Perhaps the most brazen deadbeats, though, were officials from Zaire who stopped paying rent to their private landlord and ran up $400,000 in debt. When the landlord sued, the U.S. State Department defended the Zaireans, saying they were protected by immunity -- and a circuit court agreed. The landlord finally cut off the utilities; that's when the officials fled without paying their back rent. (Later, the landlords reportedly reached an "amicable agreement" with Zaire.)

Then there's behavior that's not only sleazy but also dangerous. Diplomats are famous for driving recklessly and often under the influence of alcohol. According to the New York Police Department, in April, a young Russian attaché, Ilya Sergeyevich Morozov, was allegedly driving drunk when he struck and injured a New York police officer who was trying to stop him from barreling into a closed roadway. Morozov was protected by diplomatic immunity and let go.

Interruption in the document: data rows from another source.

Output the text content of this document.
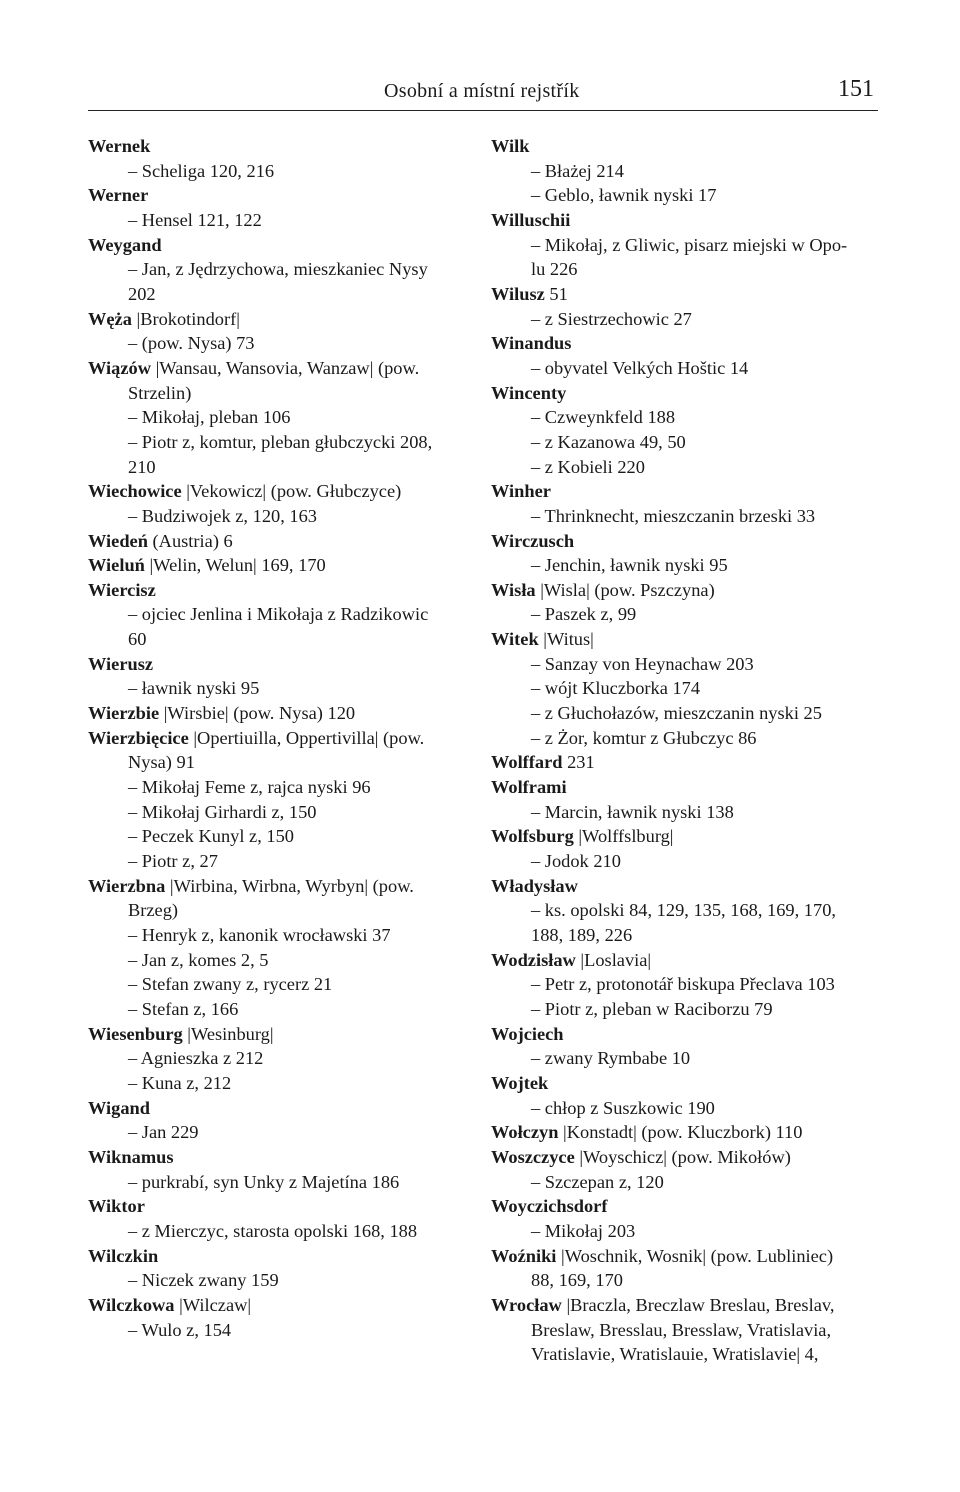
Osobní a místní rejstřík	151

Wernek

– Scheliga 120, 216

Werner

– Hensel 121, 122

Weygand

– Jan, z Jędrzychowa, mieszkaniec Nysy

202

Węża |Brokotindorf|

– (pow. Nysa) 73

Wiązów |Wansau, Wansovia, Wanzaw| (pow.

Strzelin)

– Mikołaj, pleban 106

– Piotr z, komtur, pleban głubczycki 208,

210

Wiechowice |Vekowicz| (pow. Głubczyce)

– Budziwojek z, 120, 163

Wiedeń (Austria) 6

Wieluń |Welin, Welun| 169, 170

Wiercisz

– ojciec Jenlina i Mikołaja z Radzikowic

60

Wierusz

– ławnik nyski 95

Wierzbie |Wirsbie| (pow. Nysa) 120

Wierzbięcice |Opertiuilla, Oppertivilla| (pow.

Nysa) 91

– Mikołaj Feme z, rajca nyski 96

– Mikołaj Girhardi z, 150

– Peczek Kunyl z, 150

– Piotr z, 27

Wierzbna |Wirbina, Wirbna, Wyrbyn| (pow.

Brzeg)

– Henryk z, kanonik wrocławski 37

– Jan z, komes 2, 5

– Stefan zwany z, rycerz 21

– Stefan z, 166

Wiesenburg |Wesinburg|

– Agnieszka z 212

– Kuna z, 212

Wigand

– Jan 229

Wiknamus

– purkrabí, syn Unky z Majetína 186

Wiktor

– z Mierczyc, starosta opolski 168, 188

Wilczkin

– Niczek zwany 159

Wilczkowa |Wilczaw|

– Wulo z, 154

Wilk

– Błażej 214

– Geblo, ławnik nyski 17

Willuschii

– Mikołaj, z Gliwic, pisarz miejski w Opo-

lu 226

Wilusz 51

– z Siestrzechowic 27

Winandus

– obyvatel Velkých Hoštic 14

Wincenty

– Czweynkfeld 188

– z Kazanowa 49, 50

– z Kobieli 220

Winher

– Thrinknecht, mieszczanin brzeski 33

Wirczusch

– Jenchin, ławnik nyski 95

Wisła |Wisla| (pow. Pszczyna)

– Paszek z, 99

Witek |Witus|

– Sanzay von Heynachaw 203

– wójt Kluczborka 174

– z Głuchołazów, mieszczanin nyski 25

– z Żor, komtur z Głubczyc 86

Wolffard 231

Wolframi

– Marcin, ławnik nyski 138

Wolfsburg |Wolffslburg|

– Jodok 210

Władysław

– ks. opolski 84, 129, 135, 168, 169, 170,

188, 189, 226

Wodzisław |Loslavia|

– Petr z, protonotář biskupa Přeclava 103

– Piotr z, pleban w Raciborzu 79

Wojciech

– zwany Rymbabe 10

Wojtek

– chłop z Suszkowic 190

Wołczyn |Konstadt| (pow. Kluczbork) 110

Woszczyce |Woyschicz| (pow. Mikołów)

– Szczepan z, 120

Woyczichsdorf

– Mikołaj 203

Woźniki |Woschnik, Wosnik| (pow. Lubliniec)

88, 169, 170

Wrocław |Braczla, Breczlaw Breslau, Breslav,

Breslaw, Bresslau, Bresslaw, Vratislavia,

Vratislavie, Wratislauie, Wratislavie| 4,
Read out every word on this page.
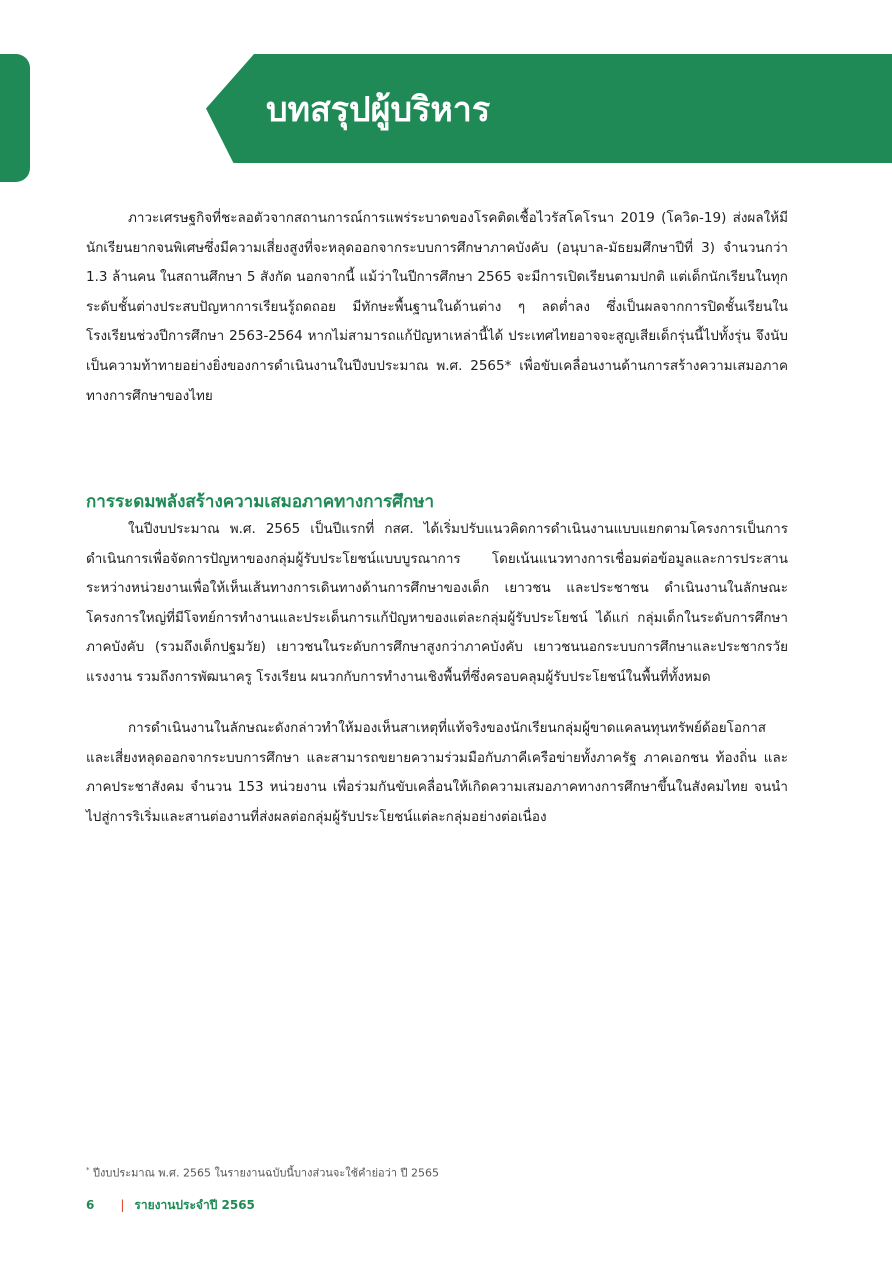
บทสรุปผู้บริหาร

ภาวะเศรษฐกิจที่ชะลอตัวจากสถานการณ์การแพร่ระบาดของโรคติดเชื้อไวรัสโคโรนา 2019 (โควิด-19) ส่งผลให้มีนักเรียนยากจนพิเศษซึ่งมีความเสี่ยงสูงที่จะหลุดออกจากระบบการศึกษาภาคบังคับ (อนุบาล-มัธยมศึกษาปีที่ 3) จำนวนกว่า 1.3 ล้านคน ในสถานศึกษา 5 สังกัด นอกจากนี้ แม้ว่าในปีการศึกษา 2565 จะมีการเปิดเรียนตามปกติ แต่เด็กนักเรียนในทุกระดับชั้นต่างประสบปัญหาการเรียนรู้ถดถอย มีทักษะพื้นฐานในด้านต่าง ๆ ลดต่ำลง ซึ่งเป็นผลจากการปิดชั้นเรียนในโรงเรียนช่วงปีการศึกษา 2563-2564 หากไม่สามารถแก้ปัญหาเหล่านี้ได้ ประเทศไทยอาจจะสูญเสียเด็กรุ่นนี้ไปทั้งรุ่น จึงนับเป็นความท้าทายอย่างยิ่งของการดำเนินงานในปีงบประมาณ พ.ศ. 2565* เพื่อขับเคลื่อนงานด้านการสร้างความเสมอภาคทางการศึกษาของไทย

การระดมพลังสร้างความเสมอภาคทางการศึกษา

ในปีงบประมาณ พ.ศ. 2565 เป็นปีแรกที่ กสศ. ได้เริ่มปรับแนวคิดการดำเนินงานแบบแยกตามโครงการเป็นการดำเนินการเพื่อจัดการปัญหาของกลุ่มผู้รับประโยชน์แบบบูรณาการ โดยเน้นแนวทางการเชื่อมต่อข้อมูลและการประสานระหว่างหน่วยงานเพื่อให้เห็นเส้นทางการเดินทางด้านการศึกษาของเด็ก เยาวชน และประชาชน ดำเนินงานในลักษณะโครงการใหญ่ที่มีโจทย์การทำงานและประเด็นการแก้ปัญหาของแต่ละกลุ่มผู้รับประโยชน์ ได้แก่ กลุ่มเด็กในระดับการศึกษาภาคบังคับ (รวมถึงเด็กปฐมวัย) เยาวชนในระดับการศึกษาสูงกว่าภาคบังคับ เยาวชนนอกระบบการศึกษาและประชากรวัยแรงงาน รวมถึงการพัฒนาครู โรงเรียน ผนวกกับการทำงานเชิงพื้นที่ซึ่งครอบคลุมผู้รับประโยชน์ในพื้นที่ทั้งหมด

การดำเนินงานในลักษณะดังกล่าวทำให้มองเห็นสาเหตุที่แท้จริงของนักเรียนกลุ่มผู้ขาดแคลนทุนทรัพย์ด้อยโอกาส และเสี่ยงหลุดออกจากระบบการศึกษา และสามารถขยายความร่วมมือกับภาคีเครือข่ายทั้งภาครัฐ ภาคเอกชน ท้องถิ่น และภาคประชาสังคม จำนวน 153 หน่วยงาน เพื่อร่วมกันขับเคลื่อนให้เกิดความเสมอภาคทางการศึกษาขึ้นในสังคมไทย จนนำไปสู่การริเริ่มและสานต่องานที่ส่งผลต่อกลุ่มผู้รับประโยชน์แต่ละกลุ่มอย่างต่อเนื่อง

* ปีงบประมาณ พ.ศ. 2565 ในรายงานฉบับนี้บางส่วนจะใช้คำย่อว่า ปี 2565

6 | รายงานประจำปี 2565
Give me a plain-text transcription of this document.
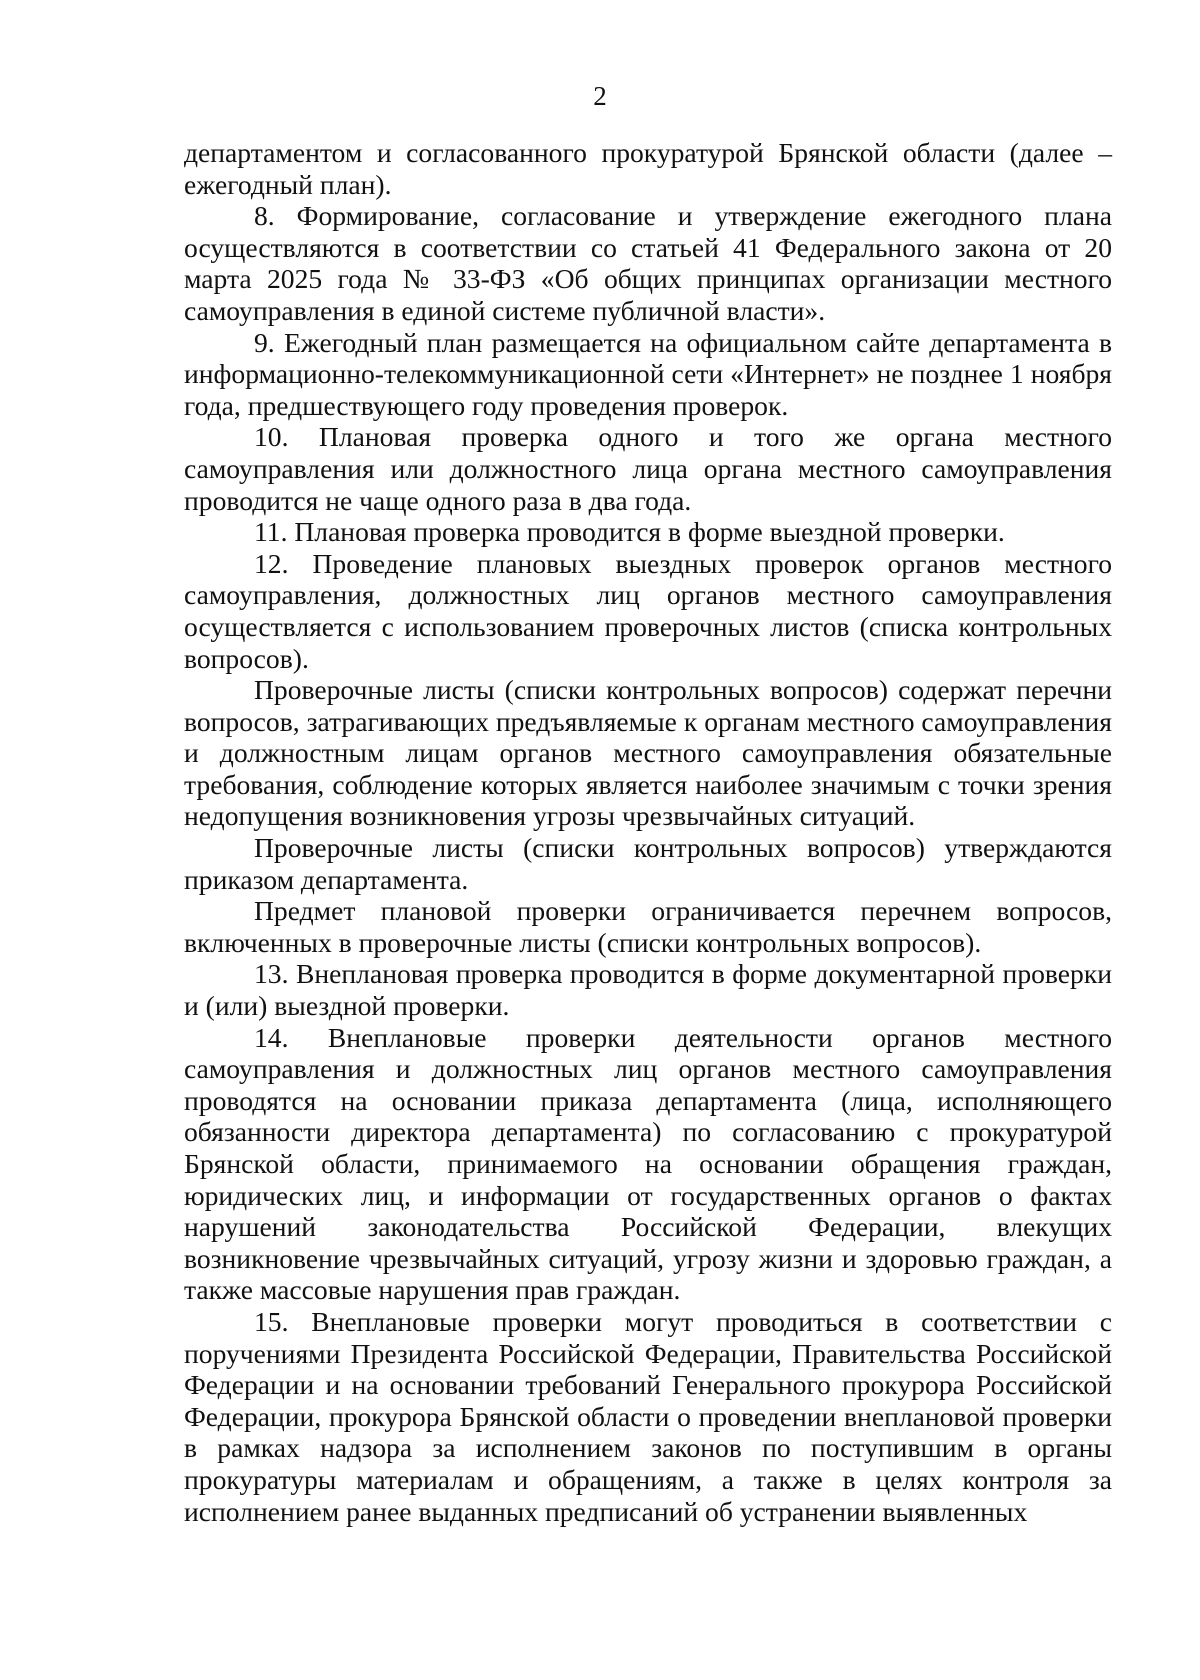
2

департаментом и согласованного прокуратурой Брянской области (далее – ежегодный план).

8. Формирование, согласование и утверждение ежегодного плана осуществляются в соответствии со статьей 41 Федерального закона от 20 марта 2025 года № 33-ФЗ «Об общих принципах организации местного самоуправления в единой системе публичной власти».

9. Ежегодный план размещается на официальном сайте департамента в информационно-телекоммуникационной сети «Интернет» не позднее 1 ноября года, предшествующего году проведения проверок.

10. Плановая проверка одного и того же органа местного самоуправления или должностного лица органа местного самоуправления проводится не чаще одного раза в два года.

11. Плановая проверка проводится в форме выездной проверки.

12. Проведение плановых выездных проверок органов местного самоуправления, должностных лиц органов местного самоуправления осуществляется с использованием проверочных листов (списка контрольных вопросов).

Проверочные листы (списки контрольных вопросов) содержат перечни вопросов, затрагивающих предъявляемые к органам местного самоуправления и должностным лицам органов местного самоуправления обязательные требования, соблюдение которых является наиболее значимым с точки зрения недопущения возникновения угрозы чрезвычайных ситуаций.

Проверочные листы (списки контрольных вопросов) утверждаются приказом департамента.

Предмет плановой проверки ограничивается перечнем вопросов, включенных в проверочные листы (списки контрольных вопросов).

13. Внеплановая проверка проводится в форме документарной проверки и (или) выездной проверки.

14. Внеплановые проверки деятельности органов местного самоуправления и должностных лиц органов местного самоуправления проводятся на основании приказа департамента (лица, исполняющего обязанности директора департамента) по согласованию с прокуратурой Брянской области, принимаемого на основании обращения граждан, юридических лиц, и информации от государственных органов о фактах нарушений законодательства Российской Федерации, влекущих возникновение чрезвычайных ситуаций, угрозу жизни и здоровью граждан, а также массовые нарушения прав граждан.

15. Внеплановые проверки могут проводиться в соответствии с поручениями Президента Российской Федерации, Правительства Российской Федерации и на основании требований Генерального прокурора Российской Федерации, прокурора Брянской области о проведении внеплановой проверки в рамках надзора за исполнением законов по поступившим в органы прокуратуры материалам и обращениям, а также в целях контроля за исполнением ранее выданных предписаний об устранении выявленных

Or how about the people who use their protection to smuggle drugs? In July, the Drug Enforcement Administration announced the indictment of a UN employee who allegedly had smuggled drugs into the United States in special diplomatic pouches meant for official documents. The law also protects those pouches from inspection by local authorities, leaving us vulnerable not only to drugs coming into the country but also to weapons, chemicals and other destructive materials that can be used by terrorists.

Some of the most shocking crimes involve the way well-heeled diplomats treat their domestic workers. A recent essay by the American Anti-Slavery Group warned of "a growing concern among labor activists that diplomatic immunity has become a convenient cover for slavery."

In 1999, a Bangladeshi woman named Shamela Begum said she was essentially enslaved by a senior Bahraini envoy to the UN and his wife. Begum charged that the couple took her passport, struck her and paid her just $800 for ten months of service -- during which she was only twice allowed out of the couple's New York apartment. But when Begum sued her employers, U.S. Justice Department lawyers argued that the case had to be dismissed because the Bahraini envoy and his wife had diplomatic immunity. Never mind that our Constitution bans slavery. (Begum later reached a settlement with her employers.) An isolated case? Estimates show that hundreds of women have been exploited by their diplomat employers over the past 20 years.

Unpaid bills, drunk driving, sex crimes and even slavery -- isn't there any recourse for this conduct? The State Department is right to worry about retaliation against U.S. diplomats abroad (who aren't always on perfect behavior themselves). And we can't just break our promises in a treaty. But Congress has power here -- either by shaming guests into better behavior through public hearings or by chopping serious foreign aid to countries with troublemaking emissaries.

When Congress took a look at diplomatic immunity in the 1980s, a New York police detective testified about tracking down a suspect in a series of rapes. Although the suspect had been identified by two victims, the police had to let him go after 45 minutes because he was the son of a diplomat from Ghana. As he left, the former detective told The New York Times, "he snickered and said, 'I told you I had diplomatic immunity.' He was looking at the women, too, and laughing." Twenty years later, it sounds like that attitude hasn't changed.